¡Hay que acabar con el mundo! Se decía él mientras iba hacia su casa en bicicleta. En los momentos de tristeza y soledad inmensurables, cuando de antemano le habían recordado que el mundo no coincidía con ese insano amasijo de ideas que las novelas caballerescas le habían arrojado a la cabeza y que nunca llegaría a ser un él real al cual ella pudiera amar o un sí mismo en el que encontrara motivos para no odiarse, en esos momentos, él se proponía acabar con el mundo y se autoproclamaba vengador de su irrealidad.
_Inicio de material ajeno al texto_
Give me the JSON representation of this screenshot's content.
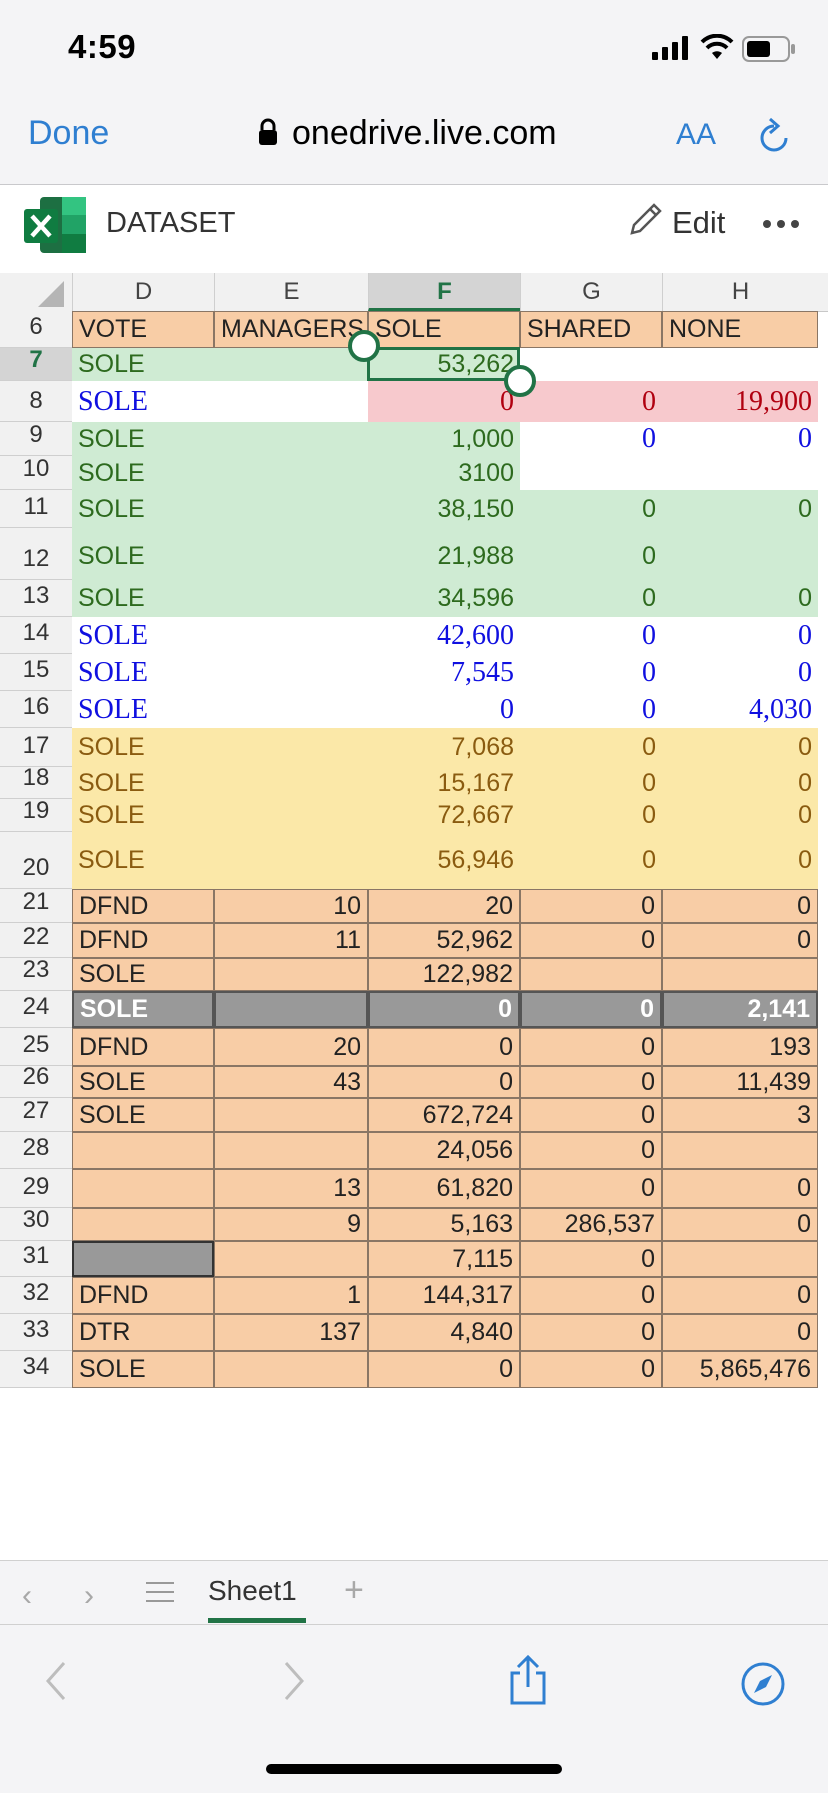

¡Hay que acabar con el gran verdugo de la realidad! Se decía, cuando era obligado y se obligaba después, a poner los pies sobre la tierra. Entonces se montaba en la bicicleta y con la desazón producida por el sueño interrumpido como combustible, pedaleaba y pedaleaba, sin tocar el suelo. Así con la velocidad, el movimiento y el aire que le golpeteaba el rostro; la calle, los árboles, los perros, los edificios, la gente, en otras palabras, todo lo que resume y compone el mundo, se transformaba en un solo vómito de imágenes en el que no se podía distinguir nada y por el cual todo volvía a una génesis de palacios, prados, tigres, ejércitos, reinas, mujeres menesterosas de amor, amigos, fiestas… espejismos a su antojo. De este modo, él se extraía de la realidad y ésta parecía fallecer en el pequeño big bang de bicicleta durante los diez minutos que tardaba en regresar a su casa.
No obstante las mil veces que había intentado acabar con el mundo, mil y una veces éste se había regenerado. Con el tiempo y el esfuerzo, sus piernas de anciano y su corazón con cadencia de redonda no dieron más, además su vieja bicicleta andaba ya sin frenos y con los rines por llantas. Pensó entonces que si no había podido acabar con el mundo era porque tenía la esperanza de reconstruirlo, sin embargo, reconstruir el mundo constituía para él una tarea harto difícil, era un tipo de hazaña digna de un reino de ilusiones enfermas, de viajes y amores realizables sólo al alcance de la letra y la memoria.
Consiguió una bicicleta de motor y armado con casco y rodilleras, cruzó de nuevo el umbral y exclamó:
¡Excusadme Vida Mía por hacerte numen de mis utopías!